HG: O Silvio é um grande professor e um grande ser humano. Ele ensina uma técnica muito peculiar de piano que foi criada pelo Pietro Maranca. Na verdade, é uma junção de 3 técnicas: Pietro, em diferentes épocas, teve aulas com Arturo Benedetti Michelangeli, Maria Curcio e Peter Feuchtwanger. Pegou o melhor da técnica de cada um deles e formatou uma técnica própria. É muito difícil explicar em palavras, mas é basicamente uma técnica que se baseia na articulação e na leveza, não exige esforço algum. Cada dedo tem seu ângulo pra tocar na tecla, o pulso tem a articulação certa para cada movimento, é tudo medido. É um pouco parecido com a forma que a Martha Argerich toca. Martha e Pietro estudaram na mesma época com Michelangeli. Lembro muito bem da primeira aula. Silvio me disse que depois que a gente aprendesse essa forma de tocar nunca mais conseguiríamos tocar de outra forma. E era verdade! É uma técnica que funciona muito bem, pra qualquer pianista. Obviamente precisa se estudar muito para aprender, mas depois que aprende não sai mais da mão, nem se quiser rs...

AD: Por três anos você parou de tocar piano popular, e passou a tocar exclusivamente piano erudito, chegando a tocar a Sonata No.2 de Chopin, o Estudo transcendental No.8 de Liszt, e a Toccata de Camargo Guarnieri. Como você se sentia tocando este tipo de repertório? Há alguma chance de vermos Hercules Gomes voltando a estas peças, e gravando, quem sabe, os 12 Estudos transcendentais de Liszt, ou os Ponteios de Camargo Guarnieri?

HG: Adoraria voltar, adoraria mesmo! Nessa época eu queria tocar esse repertório, não queria outra coisa. Mas infelizmente é pouco provável que eu volte.... Teria que ser em algum tipo de projeto muito especial. Hoje em dia não sobra tempo pra estudar muitas coisas que eu gostaria. Acabo tendo que direcionar muito o que estudo em função do que toco nos shows, em função dos projetos que faço. E geralmente o repertório que estudo tem mais a ver com a música que faço hoje. Mas me identifico muito e me inspiro em compositores como Radamés Gnattali e Nikolai Kapustin, são compositores que eu gravaria discos inteiros, integrais. 
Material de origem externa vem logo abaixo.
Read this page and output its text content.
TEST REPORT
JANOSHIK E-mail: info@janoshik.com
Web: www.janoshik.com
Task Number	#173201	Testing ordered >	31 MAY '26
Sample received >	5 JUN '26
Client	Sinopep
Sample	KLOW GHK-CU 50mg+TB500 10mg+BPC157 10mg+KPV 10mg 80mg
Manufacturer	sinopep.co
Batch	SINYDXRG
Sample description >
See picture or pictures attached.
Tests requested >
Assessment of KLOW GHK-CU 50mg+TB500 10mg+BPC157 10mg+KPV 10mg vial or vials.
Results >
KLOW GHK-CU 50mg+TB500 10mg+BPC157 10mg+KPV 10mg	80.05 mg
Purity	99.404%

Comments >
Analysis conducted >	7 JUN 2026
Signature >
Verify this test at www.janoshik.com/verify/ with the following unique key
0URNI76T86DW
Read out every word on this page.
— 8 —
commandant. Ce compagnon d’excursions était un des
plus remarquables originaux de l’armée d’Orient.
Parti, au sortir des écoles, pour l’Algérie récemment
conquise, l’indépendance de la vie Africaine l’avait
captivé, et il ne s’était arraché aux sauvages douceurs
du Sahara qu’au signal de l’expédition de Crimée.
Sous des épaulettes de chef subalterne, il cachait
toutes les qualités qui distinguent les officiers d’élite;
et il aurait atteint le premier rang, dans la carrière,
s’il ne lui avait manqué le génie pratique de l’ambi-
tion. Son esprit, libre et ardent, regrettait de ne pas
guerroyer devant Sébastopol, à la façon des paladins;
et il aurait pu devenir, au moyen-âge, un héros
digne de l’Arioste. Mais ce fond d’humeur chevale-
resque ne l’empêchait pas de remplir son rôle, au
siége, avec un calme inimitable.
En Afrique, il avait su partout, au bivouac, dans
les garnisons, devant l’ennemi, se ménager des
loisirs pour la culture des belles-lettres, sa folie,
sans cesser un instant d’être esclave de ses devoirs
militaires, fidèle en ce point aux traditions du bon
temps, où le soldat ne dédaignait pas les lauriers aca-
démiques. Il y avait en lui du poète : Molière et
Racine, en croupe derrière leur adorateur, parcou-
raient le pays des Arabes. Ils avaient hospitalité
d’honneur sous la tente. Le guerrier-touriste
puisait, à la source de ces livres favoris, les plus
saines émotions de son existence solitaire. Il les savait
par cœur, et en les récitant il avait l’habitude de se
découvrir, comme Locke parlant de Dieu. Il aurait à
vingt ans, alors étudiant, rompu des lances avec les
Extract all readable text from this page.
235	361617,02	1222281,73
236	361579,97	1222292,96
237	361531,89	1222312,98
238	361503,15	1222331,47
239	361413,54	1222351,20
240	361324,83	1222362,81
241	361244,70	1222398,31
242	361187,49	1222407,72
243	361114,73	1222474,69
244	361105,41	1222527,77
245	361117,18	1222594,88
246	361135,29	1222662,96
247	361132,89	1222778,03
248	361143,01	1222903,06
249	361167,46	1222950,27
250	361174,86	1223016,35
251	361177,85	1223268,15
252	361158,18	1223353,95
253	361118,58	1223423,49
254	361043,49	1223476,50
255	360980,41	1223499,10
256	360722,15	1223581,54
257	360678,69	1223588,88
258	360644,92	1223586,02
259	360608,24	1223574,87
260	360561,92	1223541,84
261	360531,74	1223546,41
AD: A não-efetivação de Silvio como professor de piano na mesma universidade gerou grande protesto entre os alunos, e isto representou uma ruptura em sua vida. Pode nos contar um pouco sobre este momento? Houve risco de você abandonar a música?

HG: Sim, foi muito difícil pra todos os alunos. A gente vinha desenvolvendo o trabalho com ele já fazia alguns anos e todos esperavam que ele fosse efetivado. Quando não aconteceu, foi muito ruim, pra todo mundo, principalmente pra ele. Muitos alunos desistiram da carreira do piano depois de se formarem inclusive. Eu acabei voltando a tocar música popular. Risco de abandonar a música não houve, porque eu não sei fazer outra coisa rs... mas foi bastante difícil. Passei uma longa fase desmotivado. Tocava trabalhando em bandas, casamentos, dava aulas, etc... Mas não tinha motivação para estudar piano tanto quanto antes. Lembro que o aeromodelismo foi um refúgio importante nessa época, pilotei bastante. Os grupos de música instrumental também foram importantes. Com os grupos voltei a tocar o que eu tocava antes de estudar clássico, e desenvolver um pouco mais.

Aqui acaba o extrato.